Your home page is the place to start directing people to the content most of interest to them.

  • Is your site supported with a table of contents on the home page?
  • Is any search engine you implement supported with pop-up menus? (Forcing visitors to guess at the right keywords within your site is a drag.)
  • Is it clear where first-time visitors should go versus repeat visitors?
  • Are the areas of your site that are “new” marked as such?
  • Do you tell customers when they should bookmark a particular page on your site?
  • Do you consistently ask for the behavior you need? (“Click here if you are a first-time visitor.”)

NAVIGATION(10 points):

A good navigation scheme is essential to ensure that visitors get the content they need at your site and are exposed to the depth and breadth of your message.

  • Have you divided your website into sections?
  • Is there a site map or other visuals that help prospects understand how the various content areas within your site interrelate? Are the sections within your site named in such a way that your visitors can readily tell what content is located where? (Obscure icons that look great but don’t telescope their content should be avoided.)
  • Is the navigation scheme you use introduced on your home page?
  • Do you end each page by giving the visitor navigation options?
  • Is navigation still possible with graphics turned off? (20-30% of people surf with graphics turned off.)
  • Is one navigation scheme used consistently within your site? (Changes in navigation scheme like changes in the UI of software are to be avoided, in that repeat visitors get accustomed to how your site is laid out.)
  • Is copy presented in independent blocks, each of which can stand on its own? (Remember, your prospect can jump in anywhere due to the non-linear way readers navigate through your site.)
  • Are links to other sites located at least 3 clicks down from your home page? (Three clicks per site is average for most visitors surfing the Web. Don’t give visitors an opportunity to link to anyone else’s site before you’ve gotten your fair share.)
  • Are you maximizing your opportunity by interlinking within your site?

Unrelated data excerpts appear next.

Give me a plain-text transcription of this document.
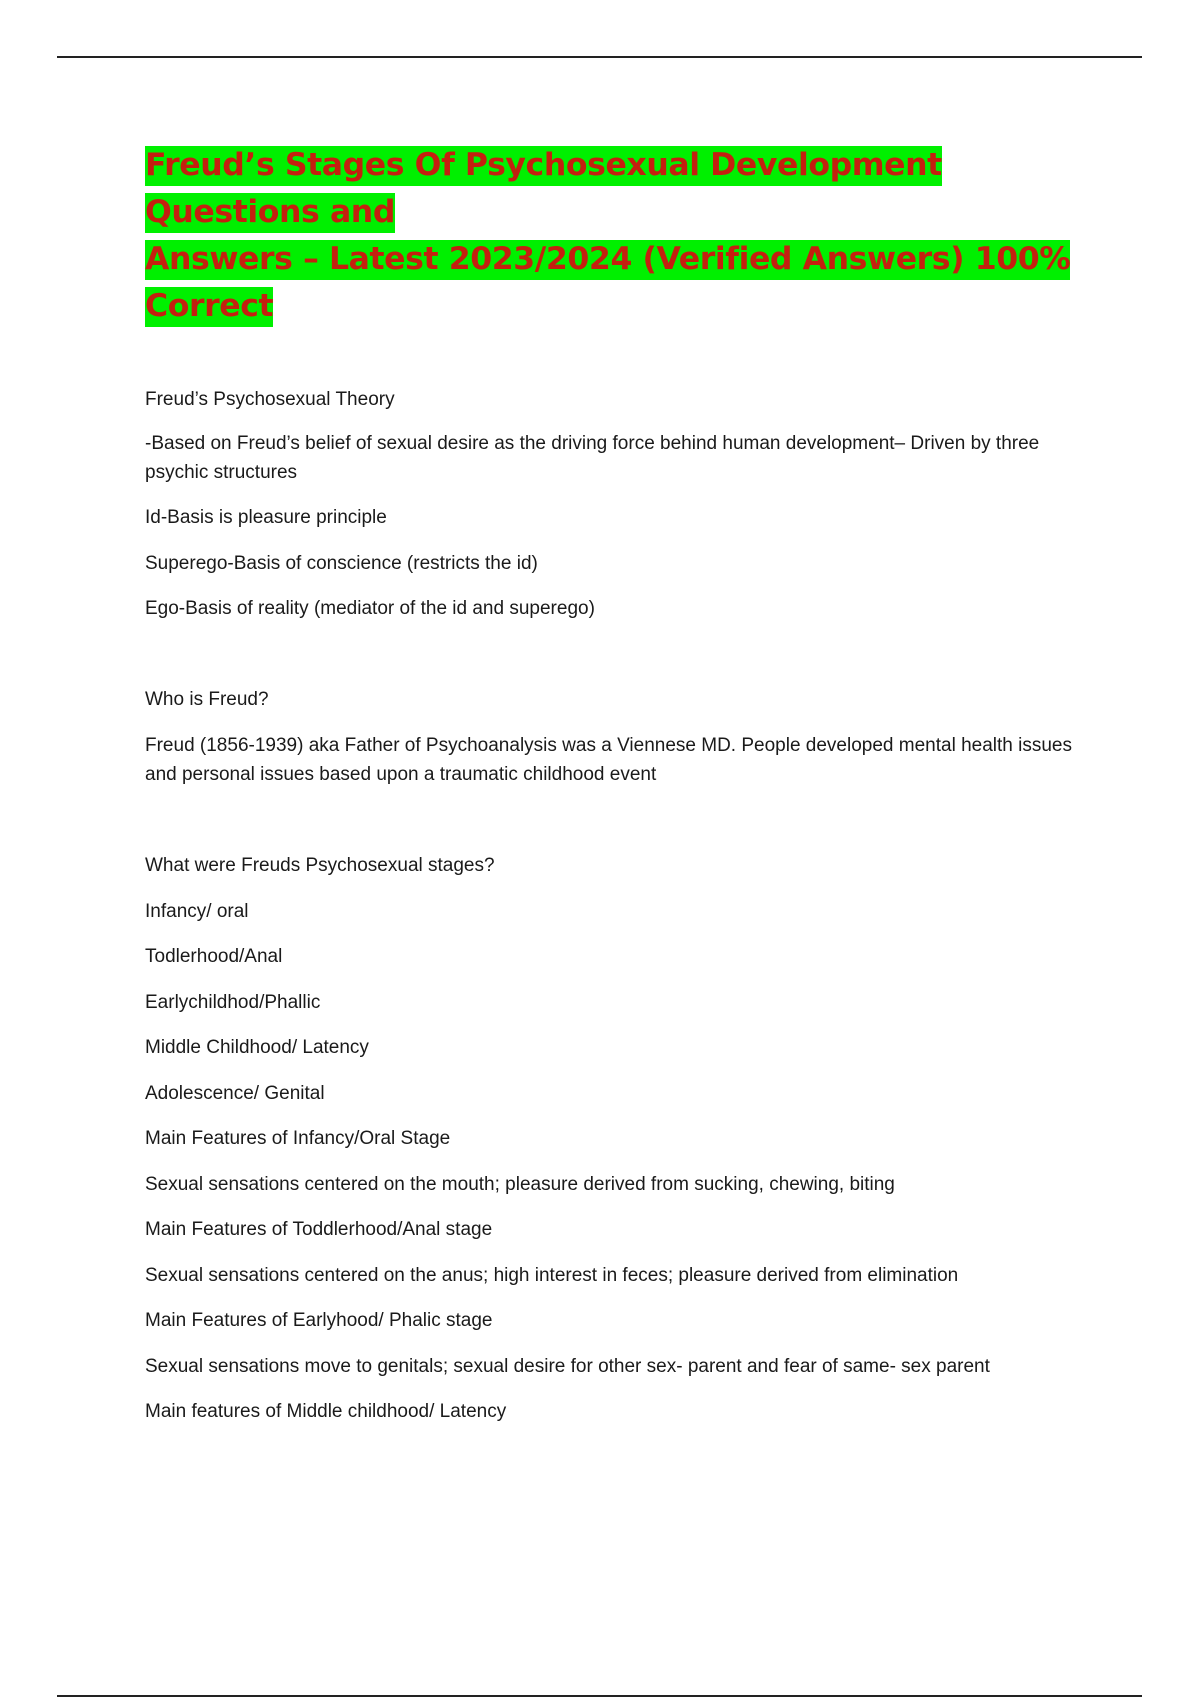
Freud’s Stages Of Psychosexual Development Questions and
Answers – Latest 2023/2024 (Verified Answers) 100% Correct

Freud’s Psychosexual Theory

-Based on Freud’s belief of sexual desire as the driving force behind human development– Driven by three psychic structures

Id-Basis is pleasure principle

Superego-Basis of conscience (restricts the id)

Ego-Basis of reality (mediator of the id and superego)

Who is Freud?

Freud (1856-1939) aka Father of Psychoanalysis was a Viennese MD. People developed mental health issues and personal issues based upon a traumatic childhood event

What were Freuds Psychosexual stages?

Infancy/ oral

Todlerhood/Anal

Earlychildhod/Phallic

Middle Childhood/ Latency

Adolescence/ Genital

Main Features of Infancy/Oral Stage

Sexual sensations centered on the mouth; pleasure derived from sucking, chewing, biting

Main Features of Toddlerhood/Anal stage

Sexual sensations centered on the anus; high interest in feces; pleasure derived from elimination

Main Features of Earlyhood/ Phalic stage

Sexual sensations move to genitals; sexual desire for other sex- parent and fear of same- sex parent

Main features of Middle childhood/ Latency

  • If you scored between 30 and 41, congratulations! Your website is as intelligent as Einstein.
  • A score between 20 and 29 indicates your site is bright as a 100-watt light bulb.
  • A score between 10 and 19 tells us your site is just somewhat lackluster with room for improvement.
  • A score below 10 tells us that your site is dumber than wood when it comes to direct marketing; our best advice: burn it and start over.